De lo anterior se deriva otra pregunta: ¿cuáles son esas fuentes de estrés que están perjudicando a tanta gente? Cada persona tendrá sus respuestas privadas: las presiones laborales, el conflicto sin fin con la pareja, el maltrato que viene de papá o mamá, el matón que acecha en la escuela o el colegio, una enfermedad que no termina de curarse. Sin embargo, por encima de lo personal, ciertas dinámicas sociales, culturales y económicas también juegan un papel importante.

Uno de los principales generadores de estrés es el sistema económico en que vivimos. El capitalismo exige consumo. Más allá del desgaste que significa obtener el dinero para consumir, el sistema capitalista nos hace creer que los viajes, los lujos y las pertenencias nos procurarán verdadero bienestar. Nos hemos acostumbrado a la idea de que quien más tiene (y quien más muestra lo que tiene), es más feliz. Una farsa. Aunque ese consumo imparable procure satisfacción inmediata, no genera bienestar a largo plazo y más bien se relaciona con un nivel de bienestar reducido. Además, la exigencia de consumir provoca altos niveles de frustración en quienes no cuentan con recursos económicos suficientes, es decir, en la enorme mayoría de las personas. Aparte, la idea de competencia nos obliga a una constante comparación con los demás, lo que también representa una fuente de estrés. En definitiva, nos demos cuenta o no, las imposiciones del capitalismo nos mantienen en constante zozobra.

Por otro lado, la violencia social ha venido incrementándose en los últimos años. La actual crisis de inseguridad y delincuencia es la principal preocupación de las personas costarricenses. Del mismo modo, la polarización de nuestra sociedad ha disparado los niveles de violencia y discriminación en redes sociales, lo que probablemente se asocie con la hostilidad que se percibe a diario en las calles. Las redes sociales por sí mismas pueden ser fuente de malestar emocional con importantes implicaciones negativas, con el agravante de que la hiperconectividad nos expone a un bombardeo continuo de noticias, dramas y conflictos, lo que termina por imponer la sensación (casi el convencimiento) de un presente angustiante y un futuro sombrío. Hablo de agobios que quizás no percibimos o que no consideramos tan severos, pero que van desgastándonos poco a poco hasta que el efecto acumulado se traduce en enfermedad.
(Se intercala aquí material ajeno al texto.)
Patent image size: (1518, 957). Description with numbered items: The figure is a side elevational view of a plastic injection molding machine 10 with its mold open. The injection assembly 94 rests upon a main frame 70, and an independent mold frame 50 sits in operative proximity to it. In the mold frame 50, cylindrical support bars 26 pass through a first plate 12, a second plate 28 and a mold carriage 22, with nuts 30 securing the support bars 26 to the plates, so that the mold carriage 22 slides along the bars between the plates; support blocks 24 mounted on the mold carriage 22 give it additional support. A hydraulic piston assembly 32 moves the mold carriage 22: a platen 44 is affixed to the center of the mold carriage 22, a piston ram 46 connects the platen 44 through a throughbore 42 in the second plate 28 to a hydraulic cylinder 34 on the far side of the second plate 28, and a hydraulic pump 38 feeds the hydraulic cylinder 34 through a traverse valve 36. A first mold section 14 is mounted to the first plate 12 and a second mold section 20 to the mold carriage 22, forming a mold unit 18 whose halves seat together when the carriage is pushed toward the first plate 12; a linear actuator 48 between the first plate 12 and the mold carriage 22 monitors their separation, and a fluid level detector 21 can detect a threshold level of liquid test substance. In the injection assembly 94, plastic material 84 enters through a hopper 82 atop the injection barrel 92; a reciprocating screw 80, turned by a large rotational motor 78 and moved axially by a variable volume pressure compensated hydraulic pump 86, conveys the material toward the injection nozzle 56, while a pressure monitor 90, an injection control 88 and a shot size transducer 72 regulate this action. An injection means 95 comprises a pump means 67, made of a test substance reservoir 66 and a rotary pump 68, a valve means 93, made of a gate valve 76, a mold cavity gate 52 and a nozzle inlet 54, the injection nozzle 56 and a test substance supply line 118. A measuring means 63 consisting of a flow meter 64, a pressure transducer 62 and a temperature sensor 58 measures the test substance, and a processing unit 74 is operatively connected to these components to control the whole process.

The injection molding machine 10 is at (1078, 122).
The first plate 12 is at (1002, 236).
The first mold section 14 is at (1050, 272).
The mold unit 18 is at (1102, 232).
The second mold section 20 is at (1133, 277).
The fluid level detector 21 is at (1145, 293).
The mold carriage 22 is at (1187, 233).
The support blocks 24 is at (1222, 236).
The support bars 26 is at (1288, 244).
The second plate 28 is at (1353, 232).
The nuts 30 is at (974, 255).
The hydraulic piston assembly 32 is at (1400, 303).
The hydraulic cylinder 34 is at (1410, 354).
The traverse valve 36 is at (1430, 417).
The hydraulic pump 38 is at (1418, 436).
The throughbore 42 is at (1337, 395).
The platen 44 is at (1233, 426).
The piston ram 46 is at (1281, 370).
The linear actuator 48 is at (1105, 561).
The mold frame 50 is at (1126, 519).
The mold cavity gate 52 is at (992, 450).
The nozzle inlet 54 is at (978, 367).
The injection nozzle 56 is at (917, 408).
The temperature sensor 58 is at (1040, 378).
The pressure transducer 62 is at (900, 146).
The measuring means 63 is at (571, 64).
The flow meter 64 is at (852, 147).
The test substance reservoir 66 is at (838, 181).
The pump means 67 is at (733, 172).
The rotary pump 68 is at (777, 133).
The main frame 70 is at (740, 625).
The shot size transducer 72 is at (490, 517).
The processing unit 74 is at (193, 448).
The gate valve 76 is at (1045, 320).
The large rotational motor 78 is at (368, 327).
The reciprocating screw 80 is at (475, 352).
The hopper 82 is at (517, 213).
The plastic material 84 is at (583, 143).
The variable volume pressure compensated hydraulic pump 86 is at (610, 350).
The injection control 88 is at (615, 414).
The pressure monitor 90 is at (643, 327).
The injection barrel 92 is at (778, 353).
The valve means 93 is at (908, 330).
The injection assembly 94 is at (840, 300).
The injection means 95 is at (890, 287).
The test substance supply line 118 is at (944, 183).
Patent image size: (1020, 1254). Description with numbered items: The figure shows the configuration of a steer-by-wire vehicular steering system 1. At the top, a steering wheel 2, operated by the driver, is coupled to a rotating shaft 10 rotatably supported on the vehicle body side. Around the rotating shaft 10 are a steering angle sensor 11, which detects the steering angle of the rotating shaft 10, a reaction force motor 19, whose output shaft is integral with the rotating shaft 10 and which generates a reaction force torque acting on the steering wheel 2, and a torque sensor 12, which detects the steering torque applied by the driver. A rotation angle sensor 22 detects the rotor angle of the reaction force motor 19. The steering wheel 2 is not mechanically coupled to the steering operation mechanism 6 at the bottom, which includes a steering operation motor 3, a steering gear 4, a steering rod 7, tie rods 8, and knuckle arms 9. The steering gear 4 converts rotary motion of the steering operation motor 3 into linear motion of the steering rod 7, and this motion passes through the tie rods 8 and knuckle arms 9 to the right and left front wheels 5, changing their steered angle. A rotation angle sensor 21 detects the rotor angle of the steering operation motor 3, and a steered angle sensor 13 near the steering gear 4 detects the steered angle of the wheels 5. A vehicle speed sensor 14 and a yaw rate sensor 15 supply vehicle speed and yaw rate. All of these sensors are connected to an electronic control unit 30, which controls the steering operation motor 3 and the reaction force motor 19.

Ahora bien, mi propósito no es alarmar y sí hacer evidente el problema. Nuestra sociedad moderna es altamente “enfermante” (con el perdón de la RAE por usar una palabra que no existe en su diccionario). Lo bueno de saberlo es que tenemos la oportunidad de hacer algo.

Cada persona con problemas de estrés debe asumir la responsabilidad del autocuidado, buscando ayuda psicológica si está en sus posibilidades, haciendo ejercicio, comiendo saludablemente y adquiriendo hábitos protectores como lo son el cultivo de relaciones sociales y afectivas de calidad, el contacto con la naturaleza, el disfrute de actividades artísticas, etc.

El Estado también debe participar de esta cruzada, promoviendo hábitos saludables, lanzando campañas de educación y asegurando servicios de salud efectivos. Sin embargo, necesitamos cambios que deben abordarse como sociedad.

Urge volver al camino del bien común como estrategia para hacerle frente a un mundo que con demasiada frecuencia resulta alienante y hostil. Debemos liberarnos de las pantallas, reencontrarnos para construir comunidad, reestablecer vínculos y comprender que el bienestar no se compra en línea ni se puede medir con indicadores macroeconómicos (Estados Unidos es el ejemplo perfecto).

Sólo el esfuerzo colectivo podrá cambiar una tendencia que, de seguir como hasta ahora, augura sufrimiento y enfermedad para millones de seres humanos.